The porcine reproductive and respiratory syndrome (PRRS) is one of the most persistent and economically impactful swine diseases. Thirty years after discovering the PRRS virus (PRRSV), the industry struggles to control it despite significant efforts, said Lucina Galina, Pig Improvement Company, during the 2023 Leman Swine Conference.

Recent breakthroughs in gene editing have shown animals resistant to infection and, in so doing, created the potential to control epidemics. Using gene editing with CRISPR-cas9, a portion of DNA coding for a protein can be deleted. Unlike genetically modified organisms, in this case, DNA from another organism is not introduced to modify the genetic code, Galina said.

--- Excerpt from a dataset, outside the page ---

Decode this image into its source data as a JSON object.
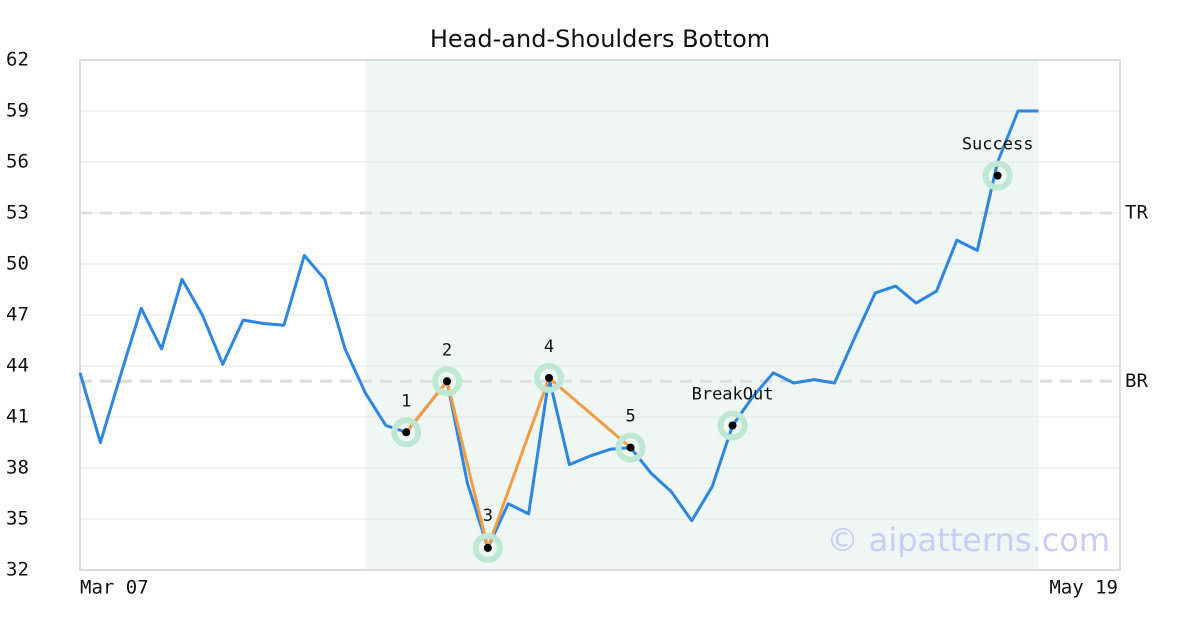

Evidence supports that CD163 is an indispensable monocyte and macrophage receptor, and specifically, its scavenger receptor cysteine Rich 5 (SRCR5) domain is crucial for PRRSV infection.¹ CD163's main function is the clearance of cell-free hemoglobin and participation in inflammatory processes through a domain different than SRCR5, and no specific role has been associated with SRCR5 other than PRRSV infection.² A founder population carrying an SRCR5 414 base pair deletion was used to build a commercial breeding population.³

Since the inheritance of the CD163 edited gene is recessive, homozygous pigs must be derived from homozygous dams and sires to carry the resistant genes.

Galina cited research where homozygous, heterozygous, and null pigs were inoculated with four PRRSV isolates, including type I (SD13-15, SD01-08) and II (144 L1C, NVSL97 L8). The studies were conducted in Biosafety Level 2 (BSL-2) facilities at Midwest Veterinary Services in Oakland, Nebraska, USA.

Veterinarians and caregivers who oversaw the inoculation and sample collection were blinded to the zygosity of the pigs. Weaned pigs arrived at the BSL-2 facilities, acclimated for one week, and were intranasally inoculated with 3 mL of PRRSV (± 10⁴ TCID50). Sera were taken before and at 3, 7, 10, 14 and 21 days post-inoculation. Clinical assessments were obtained, including daily temperatures, demeanor, and respiratory scores (0-3). PRRSV PCR and ELISA tests were conducted at the ISU VDL, and the diagnostician was blinded to the pig identifications.

Overall, the type II isolates were more pathogenic than type I. No pigs showed demeanor or respiratory scores higher than 1. There were some differences, however, in the clinical assessments when comparing homozygous vs. heterozygous and null pigs, which were evident when pathogenic strains were evaluated, she said.

For example, heterozygous and null pigs inoculated with 144 1C had higher average temperatures and clinical scores than homozygous pigs. The homozygous pigs were consistently negative by PCR across the bleeding times, while heterozygous and null pigs were positive. The homozygous pigs did not mount an immune response detectable by ELISA. In contrast, heterozygous and null pigs seroconverted, Galina noted.

Additional studies using flagship isolates from contemporary US dominant lineages L1H, L1A, and L1E have shown consistent results. These outcomes suggest that gene editing may offer an unprecedented opportunity for controlling this challenging virus that has plagued the global swine industry for several decades, she concluded.

¹ Whitworth et al., 2016, Nature Biotechnology.

² Burkard et al., 2017, PLOS Pathogens.

³ Cigan et al., CABI Agriculture and Bioscience, 2022.